Tisza Gergő gtisza at gmail.com
Fri Jun 5 21:44:01 UTC 2009

Mark (Markie <newsmarkie at ...> writes:

> I still fail to see how, at this point (not before when there was no policy)
> this can be considered to be acceptable.  IP information etc is still being
> passed to an external server, regardless of who it is being operated by.  As
> we can see at http://meta.wikimedia.org/wiki/Privacy and copied below I
> don't see where this is acceptable.
> Release: Policy on Release of Data
> It is the policy of Wikimedia that personally identifiable data collected in
> the server logs, or through records in the database via the CheckUser
> feature, or through other non-publicly-available methods, may be released by
> Wikimedia volunteers or staff, in any of the following situations:
>    1. In response to a valid subpoena or other compulsory request from law
>    enforcement,
>    2. With permission of the affected user,
>    3. When necessary for investigation of abuse complaints,
>    4. Where the information pertains to page views generated by a spider or
>    bot and its dissemination is necessary to illustrate or resolve technical
>    issues,
>    5. Where the user has been vandalizing articles or persistently behaving
>    in a disruptive way, data may be released to a service provider, carrier, or
>    other third-party entity to assist in the targeting of IP blocks, or to
>    assist in the formulation of a complaint to relevant Internet Service
>    Providers,
>    6. Where it is reasonably necessary to protect the rights, property or
>    safety of the Wikimedia Foundation, its users or the public.
> Except as described above, Wikimedia policy does not permit distribution of
> personally identifiable information under any circumstances.

It also says, a few sentences earlier, that "Sharing information with other
privileged users is not considered distribution." And Peter has identified
himself to the foundation according to the access to nonpublic data policy, so
he is a privileged user.
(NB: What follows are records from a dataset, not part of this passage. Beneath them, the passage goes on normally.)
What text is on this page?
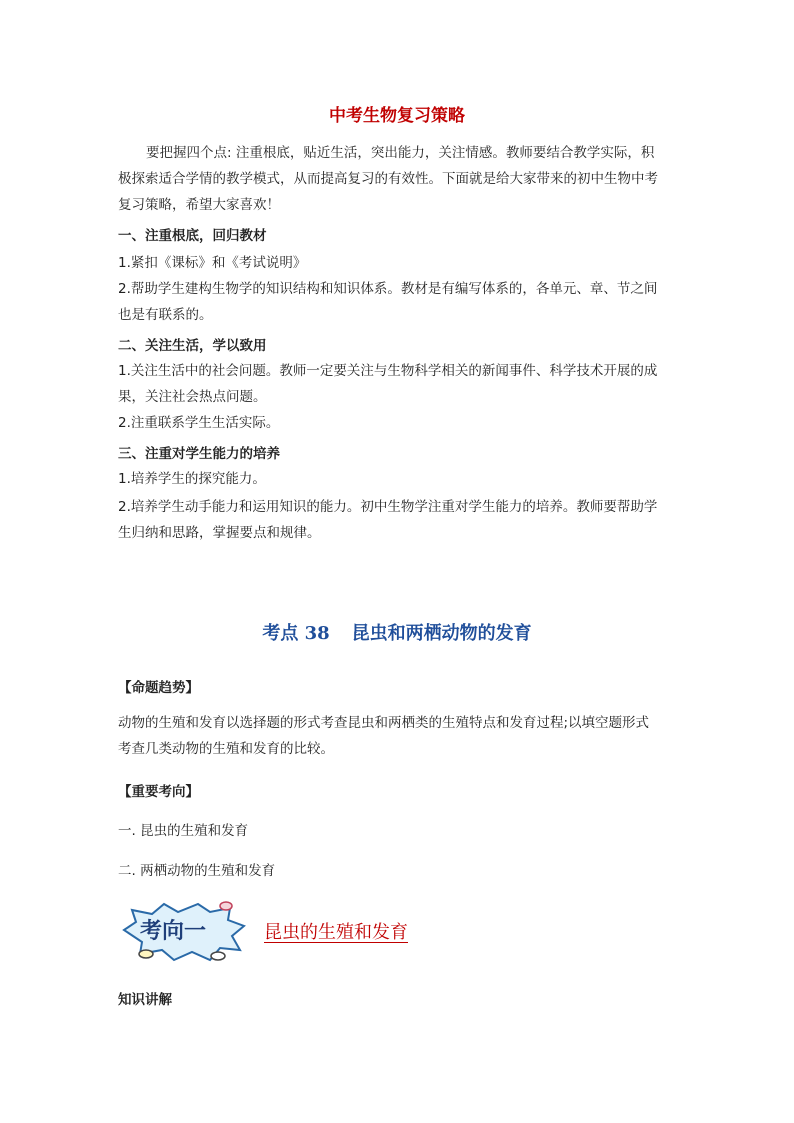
中考生物复习策略
要把握四个点: 注重根底，贴近生活，突出能力，关注情感。教师要结合教学实际，积
极探索适合学情的教学模式，从而提高复习的有效性。下面就是给大家带来的初中生物中考
复习策略，希望大家喜欢！
一、注重根底，回归教材
1.紧扣《课标》和《考试说明》
2.帮助学生建构生物学的知识结构和知识体系。教材是有编写体系的，各单元、章、节之间
也是有联系的。
二、关注生活，学以致用
1.关注生活中的社会问题。教师一定要关注与生物科学相关的新闻事件、科学技术开展的成
果，关注社会热点问题。
2.注重联系学生生活实际。
三、注重对学生能力的培养
1.培养学生的探究能力。
2.培养学生动手能力和运用知识的能力。初中生物学注重对学生能力的培养。教师要帮助学
生归纳和思路，掌握要点和规律。
考点 38 昆虫和两栖动物的发育
【命题趋势】
动物的生殖和发育以选择题的形式考查昆虫和两栖类的生殖特点和发育过程;以填空题形式
考查几类动物的生殖和发育的比较。
【重要考向】
一. 昆虫的生殖和发育
二. 两栖动物的生殖和发育
考向一	昆虫的生殖和发育
知识讲解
I still don't see any violation there - the point of
the privacy policy is to regulate release of personally identifiable information
from those who have access to those who have not, and in this case no such
release happened.

> Also there *may* be issues with the security
> of that server that means it could be compromised and could probably be
> accessed by the web hosting company if they so wished.

Peter is CTO of a Hungarian ISP; he is the one hosting the server, and he
certainly has the required expertise. Anyway, the privacy policy explicitly
disclaims any responsibility for unauthorized access; while the security of the
server is certainly a valid issue, it is not an issue with the privacy policy.